Press: Apartheid Shattered Dreams Come True 50 Years On

74-year-old Reggie Dreyer has waited more than 50 years to play with a symphony orchestra. Denied the chance due to Apartheid his dream will finally be released come Tuesday, 7 March where he’s set to perform Piano Concerto no 23 in A, K 488 by Mozart with the Cape Philharmonic Orchestra at the Artscape Theatre Centre’s Lunch Hour concert. This Mozart classic was the very same piece he auditioned in 1960 with the orchestra, but due to Apartheid legislation the orchestra could not offer him an engagement. 


Last year, he was urged to contact the CPO again and with University of Cape Town (UCT) teacher Franklyn Larey and the CPO’s resident conductor Brandon Phillips on the panel, he was offered the chance to audition again.  Mr Dreyer never gave up his dream and became a cornerstone of teaching and the church in his community. 


Also on the bill will be 12-year old Qden Blaauw who will play the slow movement of Mozart’s Piano Concerto No. 21 in C, K. 467, known as “Elvira Madigan.


Says Louis Heyneman, CEO of the CPO: “With Qden Blaauw, the youngest and Reggie Dreyer at the upper end as soloists in the Cape Town Philharmonic Orchestra’s free lunch hour concert in the Artscape Chandelier Foyer, there’s no doubt that the two organizations are creating a space for everyone.”


Under the direction of Brandon Phillips, the orchestra will also play a variety of light orchestral pops.  

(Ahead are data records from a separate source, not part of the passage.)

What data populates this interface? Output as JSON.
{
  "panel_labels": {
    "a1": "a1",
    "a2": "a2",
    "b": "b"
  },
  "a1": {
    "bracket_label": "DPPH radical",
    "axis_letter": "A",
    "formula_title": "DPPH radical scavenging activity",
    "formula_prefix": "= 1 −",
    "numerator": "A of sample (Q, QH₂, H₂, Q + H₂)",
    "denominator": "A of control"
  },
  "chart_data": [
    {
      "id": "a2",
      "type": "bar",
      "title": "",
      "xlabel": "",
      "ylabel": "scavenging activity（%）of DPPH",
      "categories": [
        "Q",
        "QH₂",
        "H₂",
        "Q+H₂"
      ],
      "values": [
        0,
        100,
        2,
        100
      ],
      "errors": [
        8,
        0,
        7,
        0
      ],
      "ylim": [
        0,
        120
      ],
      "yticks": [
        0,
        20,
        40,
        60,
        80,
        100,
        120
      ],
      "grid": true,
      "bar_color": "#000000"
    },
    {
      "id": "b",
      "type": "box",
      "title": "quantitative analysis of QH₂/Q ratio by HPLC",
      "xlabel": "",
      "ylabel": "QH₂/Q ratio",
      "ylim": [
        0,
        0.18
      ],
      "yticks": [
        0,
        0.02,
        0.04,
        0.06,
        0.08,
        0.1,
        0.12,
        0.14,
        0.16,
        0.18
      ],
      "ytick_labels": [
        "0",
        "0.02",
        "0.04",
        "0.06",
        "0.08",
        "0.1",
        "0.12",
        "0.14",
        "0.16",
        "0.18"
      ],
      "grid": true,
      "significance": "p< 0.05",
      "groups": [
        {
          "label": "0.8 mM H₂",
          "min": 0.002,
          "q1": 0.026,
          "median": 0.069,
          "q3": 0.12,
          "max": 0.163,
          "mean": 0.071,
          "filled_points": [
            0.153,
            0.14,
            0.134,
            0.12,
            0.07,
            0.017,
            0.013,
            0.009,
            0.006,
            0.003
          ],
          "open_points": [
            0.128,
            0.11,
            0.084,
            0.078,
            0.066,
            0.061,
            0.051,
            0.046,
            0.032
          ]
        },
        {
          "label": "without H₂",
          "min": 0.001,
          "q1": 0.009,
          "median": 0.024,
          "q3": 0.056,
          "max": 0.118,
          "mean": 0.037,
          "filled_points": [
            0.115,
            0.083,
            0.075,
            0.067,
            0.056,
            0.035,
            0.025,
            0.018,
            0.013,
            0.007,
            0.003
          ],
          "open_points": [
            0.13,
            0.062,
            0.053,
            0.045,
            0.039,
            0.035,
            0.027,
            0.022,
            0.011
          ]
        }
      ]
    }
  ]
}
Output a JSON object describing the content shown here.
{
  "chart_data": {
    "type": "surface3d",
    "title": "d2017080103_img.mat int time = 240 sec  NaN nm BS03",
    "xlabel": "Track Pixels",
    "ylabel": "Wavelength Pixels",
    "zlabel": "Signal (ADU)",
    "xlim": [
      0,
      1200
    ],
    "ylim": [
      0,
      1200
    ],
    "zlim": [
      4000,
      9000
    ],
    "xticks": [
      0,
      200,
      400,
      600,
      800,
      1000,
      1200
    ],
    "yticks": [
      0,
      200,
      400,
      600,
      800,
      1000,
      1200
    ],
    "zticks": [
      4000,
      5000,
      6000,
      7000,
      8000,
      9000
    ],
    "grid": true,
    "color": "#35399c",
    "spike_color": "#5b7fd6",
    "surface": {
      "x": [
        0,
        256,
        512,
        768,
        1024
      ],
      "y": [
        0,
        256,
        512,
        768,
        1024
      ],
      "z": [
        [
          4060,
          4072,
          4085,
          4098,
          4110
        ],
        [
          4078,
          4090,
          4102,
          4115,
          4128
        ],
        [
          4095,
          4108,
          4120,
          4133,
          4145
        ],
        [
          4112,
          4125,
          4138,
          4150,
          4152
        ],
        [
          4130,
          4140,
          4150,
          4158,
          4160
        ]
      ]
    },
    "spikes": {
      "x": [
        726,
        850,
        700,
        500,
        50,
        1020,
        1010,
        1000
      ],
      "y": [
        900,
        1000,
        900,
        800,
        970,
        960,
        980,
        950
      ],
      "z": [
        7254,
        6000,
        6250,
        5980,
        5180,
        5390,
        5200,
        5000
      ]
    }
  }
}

Says Artscape CEO Marlene le Roux: “The concert series ties into our objective that Artscape’s theatre doors remain open to patrons and stages open to performers who were denied access in the past. Artscape also recognizes the immense challenges facing the youth of today inclusive of socio-economic issues which through our programmes we can assist in resolving some of these challenges.”